Call Me By Your Name completes Luca Guadagnino’s ‘Desire Trilogy’ offering some powerful eroticism and raunchiness, a pair of uninhibited lead performances and, it must be said, a certain tendency to ramble on just a bit.
With a script by no less than James Ivory as drawn from André Aciman’s 2007 novel, it’s a multilingual coming-of-age story in which the two lovers just happen to be guys.
In a fairly convincing-looking 1983 we meet 17 year old Elio (the New-York-born Timothée Chalamet), who lives somewhere in the gorgeous Northern Italian countryside with his parents (Michael Stuhlbarg and Amira Casar) and is enjoying an aimless summer. His Dad is a professor of archaeology and he invites an American student named Oliver (Armie Hammer, initially cast after he appeared in The Social Network) to work with him for six weeks as they tend to academic paperwork and check out recently uncovered ruins. When Elio and Oliver first meet there’s no spark, yet, somehow, Elio finds himself increasingly uneased and edgy without really knowing why.

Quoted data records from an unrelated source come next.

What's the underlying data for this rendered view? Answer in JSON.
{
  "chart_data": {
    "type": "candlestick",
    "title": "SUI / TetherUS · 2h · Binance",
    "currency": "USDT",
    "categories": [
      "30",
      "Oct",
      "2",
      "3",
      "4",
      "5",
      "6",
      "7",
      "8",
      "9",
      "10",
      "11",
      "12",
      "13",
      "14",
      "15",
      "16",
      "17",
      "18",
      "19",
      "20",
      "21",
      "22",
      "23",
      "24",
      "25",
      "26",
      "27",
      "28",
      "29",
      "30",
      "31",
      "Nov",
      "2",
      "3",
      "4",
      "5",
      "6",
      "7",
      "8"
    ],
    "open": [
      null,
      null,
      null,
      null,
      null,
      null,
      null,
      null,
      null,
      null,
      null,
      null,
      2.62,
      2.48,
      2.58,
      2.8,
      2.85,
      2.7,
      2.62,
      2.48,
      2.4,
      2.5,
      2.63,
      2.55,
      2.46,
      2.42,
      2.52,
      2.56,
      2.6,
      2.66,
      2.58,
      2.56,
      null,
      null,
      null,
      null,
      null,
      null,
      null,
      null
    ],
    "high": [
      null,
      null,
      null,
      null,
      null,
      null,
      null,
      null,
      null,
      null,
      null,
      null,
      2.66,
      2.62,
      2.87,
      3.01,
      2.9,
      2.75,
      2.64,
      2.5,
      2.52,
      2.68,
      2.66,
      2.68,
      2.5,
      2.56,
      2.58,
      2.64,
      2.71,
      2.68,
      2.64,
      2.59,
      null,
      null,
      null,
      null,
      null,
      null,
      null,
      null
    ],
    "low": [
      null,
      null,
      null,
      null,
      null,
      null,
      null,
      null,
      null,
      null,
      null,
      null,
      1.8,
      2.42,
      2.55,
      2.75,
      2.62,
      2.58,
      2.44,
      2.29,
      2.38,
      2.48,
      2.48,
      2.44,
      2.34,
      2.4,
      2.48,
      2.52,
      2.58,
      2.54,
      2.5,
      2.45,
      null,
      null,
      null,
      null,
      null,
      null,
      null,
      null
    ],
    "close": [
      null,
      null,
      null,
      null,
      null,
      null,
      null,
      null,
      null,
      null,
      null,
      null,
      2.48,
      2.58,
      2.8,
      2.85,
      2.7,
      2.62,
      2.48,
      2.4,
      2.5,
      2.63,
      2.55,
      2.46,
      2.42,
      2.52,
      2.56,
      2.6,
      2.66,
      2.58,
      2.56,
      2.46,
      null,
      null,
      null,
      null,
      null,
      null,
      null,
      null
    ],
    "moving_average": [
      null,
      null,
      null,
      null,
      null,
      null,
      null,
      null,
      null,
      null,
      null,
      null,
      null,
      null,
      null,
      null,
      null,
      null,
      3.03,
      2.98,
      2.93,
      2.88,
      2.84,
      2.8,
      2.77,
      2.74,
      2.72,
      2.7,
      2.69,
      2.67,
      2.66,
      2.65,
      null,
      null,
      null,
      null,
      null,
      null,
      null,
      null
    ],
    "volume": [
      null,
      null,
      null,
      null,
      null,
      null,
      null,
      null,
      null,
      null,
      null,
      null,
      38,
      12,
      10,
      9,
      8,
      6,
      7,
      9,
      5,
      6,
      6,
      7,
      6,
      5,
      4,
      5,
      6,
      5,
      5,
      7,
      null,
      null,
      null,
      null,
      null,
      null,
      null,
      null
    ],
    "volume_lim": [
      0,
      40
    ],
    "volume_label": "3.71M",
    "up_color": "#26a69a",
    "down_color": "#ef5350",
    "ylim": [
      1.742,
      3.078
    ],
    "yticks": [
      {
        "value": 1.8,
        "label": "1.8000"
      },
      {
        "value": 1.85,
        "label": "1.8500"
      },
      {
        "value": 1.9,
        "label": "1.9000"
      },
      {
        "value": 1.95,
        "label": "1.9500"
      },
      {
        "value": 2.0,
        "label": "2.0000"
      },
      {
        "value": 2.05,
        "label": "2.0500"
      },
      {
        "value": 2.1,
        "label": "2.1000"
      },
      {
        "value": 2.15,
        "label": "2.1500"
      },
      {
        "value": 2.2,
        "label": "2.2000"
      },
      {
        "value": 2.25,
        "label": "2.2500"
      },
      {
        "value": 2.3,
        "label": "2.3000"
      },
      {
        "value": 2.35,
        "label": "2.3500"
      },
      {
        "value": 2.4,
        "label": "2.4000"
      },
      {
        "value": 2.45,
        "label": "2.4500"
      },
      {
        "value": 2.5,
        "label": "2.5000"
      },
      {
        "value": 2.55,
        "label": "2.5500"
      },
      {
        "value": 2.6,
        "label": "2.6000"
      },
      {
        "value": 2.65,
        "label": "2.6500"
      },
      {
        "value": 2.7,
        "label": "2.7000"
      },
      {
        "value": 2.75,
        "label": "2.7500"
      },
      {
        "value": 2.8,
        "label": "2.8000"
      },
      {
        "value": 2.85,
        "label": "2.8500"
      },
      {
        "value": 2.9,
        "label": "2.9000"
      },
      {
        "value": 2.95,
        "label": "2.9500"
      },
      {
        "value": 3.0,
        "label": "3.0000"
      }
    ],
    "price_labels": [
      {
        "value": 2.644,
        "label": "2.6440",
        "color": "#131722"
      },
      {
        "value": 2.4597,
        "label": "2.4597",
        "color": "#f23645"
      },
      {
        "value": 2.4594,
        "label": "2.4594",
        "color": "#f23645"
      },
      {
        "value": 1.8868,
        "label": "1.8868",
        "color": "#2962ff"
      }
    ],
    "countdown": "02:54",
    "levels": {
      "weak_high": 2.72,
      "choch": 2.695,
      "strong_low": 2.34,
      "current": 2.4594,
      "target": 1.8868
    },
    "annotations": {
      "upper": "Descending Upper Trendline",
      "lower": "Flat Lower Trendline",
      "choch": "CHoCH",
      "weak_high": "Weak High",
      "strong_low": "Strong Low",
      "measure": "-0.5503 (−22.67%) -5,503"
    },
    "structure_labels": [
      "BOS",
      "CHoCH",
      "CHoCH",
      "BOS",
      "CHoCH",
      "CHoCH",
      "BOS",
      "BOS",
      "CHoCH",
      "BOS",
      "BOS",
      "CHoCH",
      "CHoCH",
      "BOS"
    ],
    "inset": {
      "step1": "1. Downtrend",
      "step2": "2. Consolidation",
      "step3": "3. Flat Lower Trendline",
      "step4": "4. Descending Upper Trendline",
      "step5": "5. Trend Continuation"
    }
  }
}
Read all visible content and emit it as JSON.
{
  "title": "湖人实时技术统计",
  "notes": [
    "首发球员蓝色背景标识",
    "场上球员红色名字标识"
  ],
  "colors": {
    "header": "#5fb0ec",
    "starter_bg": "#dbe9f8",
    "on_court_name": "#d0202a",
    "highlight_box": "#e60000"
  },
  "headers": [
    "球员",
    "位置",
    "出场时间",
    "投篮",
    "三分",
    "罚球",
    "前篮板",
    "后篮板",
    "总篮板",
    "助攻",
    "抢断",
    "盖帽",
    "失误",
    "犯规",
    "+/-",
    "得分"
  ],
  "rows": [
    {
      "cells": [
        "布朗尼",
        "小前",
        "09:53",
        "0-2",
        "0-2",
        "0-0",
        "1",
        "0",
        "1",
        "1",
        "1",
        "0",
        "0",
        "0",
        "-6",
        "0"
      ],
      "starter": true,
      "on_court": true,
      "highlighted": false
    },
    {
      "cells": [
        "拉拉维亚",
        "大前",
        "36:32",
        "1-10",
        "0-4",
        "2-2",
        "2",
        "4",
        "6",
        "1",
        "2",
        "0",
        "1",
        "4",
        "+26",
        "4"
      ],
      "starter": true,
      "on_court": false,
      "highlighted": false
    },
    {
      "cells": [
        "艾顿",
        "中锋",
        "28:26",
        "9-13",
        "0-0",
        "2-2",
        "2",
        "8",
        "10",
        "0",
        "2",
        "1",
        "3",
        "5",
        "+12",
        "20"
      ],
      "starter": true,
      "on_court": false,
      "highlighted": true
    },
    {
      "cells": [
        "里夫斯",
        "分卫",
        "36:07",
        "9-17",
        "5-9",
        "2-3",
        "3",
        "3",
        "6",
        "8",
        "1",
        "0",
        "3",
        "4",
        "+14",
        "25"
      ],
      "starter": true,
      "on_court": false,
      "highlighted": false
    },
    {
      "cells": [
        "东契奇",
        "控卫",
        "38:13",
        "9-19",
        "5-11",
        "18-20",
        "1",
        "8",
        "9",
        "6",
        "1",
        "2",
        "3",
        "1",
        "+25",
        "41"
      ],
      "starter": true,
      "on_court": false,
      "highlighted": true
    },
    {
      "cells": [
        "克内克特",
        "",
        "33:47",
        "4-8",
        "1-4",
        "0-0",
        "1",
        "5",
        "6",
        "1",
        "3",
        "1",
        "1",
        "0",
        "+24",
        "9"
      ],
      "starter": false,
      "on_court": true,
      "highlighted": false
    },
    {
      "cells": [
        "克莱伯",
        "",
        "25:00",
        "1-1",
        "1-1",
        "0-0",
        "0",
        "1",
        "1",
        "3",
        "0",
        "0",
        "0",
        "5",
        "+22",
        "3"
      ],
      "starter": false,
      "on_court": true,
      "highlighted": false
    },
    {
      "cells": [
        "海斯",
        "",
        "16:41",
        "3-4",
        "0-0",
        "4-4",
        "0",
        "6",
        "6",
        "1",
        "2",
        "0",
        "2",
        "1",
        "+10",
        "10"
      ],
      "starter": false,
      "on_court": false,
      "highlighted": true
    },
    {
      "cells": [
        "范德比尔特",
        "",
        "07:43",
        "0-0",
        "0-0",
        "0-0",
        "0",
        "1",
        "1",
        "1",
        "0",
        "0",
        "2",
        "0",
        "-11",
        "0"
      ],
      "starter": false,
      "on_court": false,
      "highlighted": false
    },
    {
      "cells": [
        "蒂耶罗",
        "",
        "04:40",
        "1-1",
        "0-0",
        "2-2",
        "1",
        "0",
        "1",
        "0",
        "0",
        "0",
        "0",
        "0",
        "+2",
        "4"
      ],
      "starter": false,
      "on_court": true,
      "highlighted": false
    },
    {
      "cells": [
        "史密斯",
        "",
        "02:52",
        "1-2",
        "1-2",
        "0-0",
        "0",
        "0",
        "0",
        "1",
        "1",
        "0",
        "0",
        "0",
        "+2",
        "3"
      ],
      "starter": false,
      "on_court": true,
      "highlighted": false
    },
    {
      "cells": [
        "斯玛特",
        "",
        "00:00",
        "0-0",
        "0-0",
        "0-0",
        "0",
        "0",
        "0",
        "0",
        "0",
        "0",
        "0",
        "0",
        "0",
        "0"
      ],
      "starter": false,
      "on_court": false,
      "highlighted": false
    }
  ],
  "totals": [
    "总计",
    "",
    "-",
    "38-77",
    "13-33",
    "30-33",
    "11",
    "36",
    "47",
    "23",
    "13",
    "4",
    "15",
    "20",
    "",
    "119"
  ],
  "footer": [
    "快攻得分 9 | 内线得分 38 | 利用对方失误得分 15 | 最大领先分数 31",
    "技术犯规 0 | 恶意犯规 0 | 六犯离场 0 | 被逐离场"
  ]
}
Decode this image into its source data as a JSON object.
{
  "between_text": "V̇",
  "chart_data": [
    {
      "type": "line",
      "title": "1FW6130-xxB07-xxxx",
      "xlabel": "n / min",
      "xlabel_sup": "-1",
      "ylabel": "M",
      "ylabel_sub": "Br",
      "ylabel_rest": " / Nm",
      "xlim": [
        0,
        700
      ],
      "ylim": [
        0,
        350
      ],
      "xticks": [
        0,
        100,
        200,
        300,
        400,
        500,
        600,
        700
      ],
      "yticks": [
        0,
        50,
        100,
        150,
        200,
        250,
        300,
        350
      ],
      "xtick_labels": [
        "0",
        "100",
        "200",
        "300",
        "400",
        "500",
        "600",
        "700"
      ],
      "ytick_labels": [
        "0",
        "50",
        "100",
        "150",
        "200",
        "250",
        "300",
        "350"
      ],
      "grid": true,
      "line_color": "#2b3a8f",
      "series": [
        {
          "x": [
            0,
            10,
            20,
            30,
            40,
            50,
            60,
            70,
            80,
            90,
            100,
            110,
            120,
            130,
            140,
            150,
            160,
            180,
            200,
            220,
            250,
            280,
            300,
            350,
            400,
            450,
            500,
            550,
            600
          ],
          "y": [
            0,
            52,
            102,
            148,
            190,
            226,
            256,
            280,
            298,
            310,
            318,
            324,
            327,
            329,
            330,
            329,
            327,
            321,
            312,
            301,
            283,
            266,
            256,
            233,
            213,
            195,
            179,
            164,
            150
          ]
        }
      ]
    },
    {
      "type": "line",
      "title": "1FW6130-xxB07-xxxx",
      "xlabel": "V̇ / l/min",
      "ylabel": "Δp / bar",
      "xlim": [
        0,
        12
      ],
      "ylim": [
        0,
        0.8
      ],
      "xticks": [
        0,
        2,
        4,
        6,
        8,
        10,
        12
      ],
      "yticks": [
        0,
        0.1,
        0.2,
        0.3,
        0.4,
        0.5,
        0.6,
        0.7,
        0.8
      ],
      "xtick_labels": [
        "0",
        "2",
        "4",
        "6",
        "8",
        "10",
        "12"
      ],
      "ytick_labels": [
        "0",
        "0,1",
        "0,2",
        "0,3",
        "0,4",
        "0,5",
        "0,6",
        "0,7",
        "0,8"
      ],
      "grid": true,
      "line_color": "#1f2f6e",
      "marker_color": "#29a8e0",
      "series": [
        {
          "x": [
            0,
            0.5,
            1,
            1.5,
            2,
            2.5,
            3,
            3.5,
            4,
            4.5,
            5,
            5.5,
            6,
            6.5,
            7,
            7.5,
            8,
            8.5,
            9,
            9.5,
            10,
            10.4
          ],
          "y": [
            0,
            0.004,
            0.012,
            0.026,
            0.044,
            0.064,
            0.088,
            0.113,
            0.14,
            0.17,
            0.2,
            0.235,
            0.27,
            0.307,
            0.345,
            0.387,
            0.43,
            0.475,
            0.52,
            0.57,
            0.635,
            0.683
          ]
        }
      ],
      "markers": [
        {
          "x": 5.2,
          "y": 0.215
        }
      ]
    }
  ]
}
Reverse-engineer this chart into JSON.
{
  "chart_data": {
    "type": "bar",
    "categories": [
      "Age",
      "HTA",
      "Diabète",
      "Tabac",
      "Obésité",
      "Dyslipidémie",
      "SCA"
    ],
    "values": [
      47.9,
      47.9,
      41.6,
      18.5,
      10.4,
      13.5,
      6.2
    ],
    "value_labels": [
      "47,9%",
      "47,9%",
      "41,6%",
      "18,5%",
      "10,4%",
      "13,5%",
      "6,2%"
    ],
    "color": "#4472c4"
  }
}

A proper attraction between the two does develop, however, as they take walks, cycle through town and beyond, open up about their lives, exchange sharp jokes about their Jewishness and, later, when Elio watches the hunky Oliver dance with swooning girls at a disco (where The Psychedelic Furs’ Love My Way pointedly plays). Elio tries to start something with a visiting French student named Marzia (Esther Garrel) to distract himself, but it’s too late. Soon he and Oliver are enjoying an intense summertime romance in scenes that aren’t especially explicit but nevertheless prove steamy.
Too long at 132 minutes, Guadagnino’s Call Me By Your Name still has much that impresses, from the beautiful, sometimes sun-struck cinematography to the occasionally cutting humour to Timothée’s spot-on portrayal of surly teenage awkwardness to Hammer’s more knowing sexiness.
Rated M. Call Me By Your Name is in cinemas now.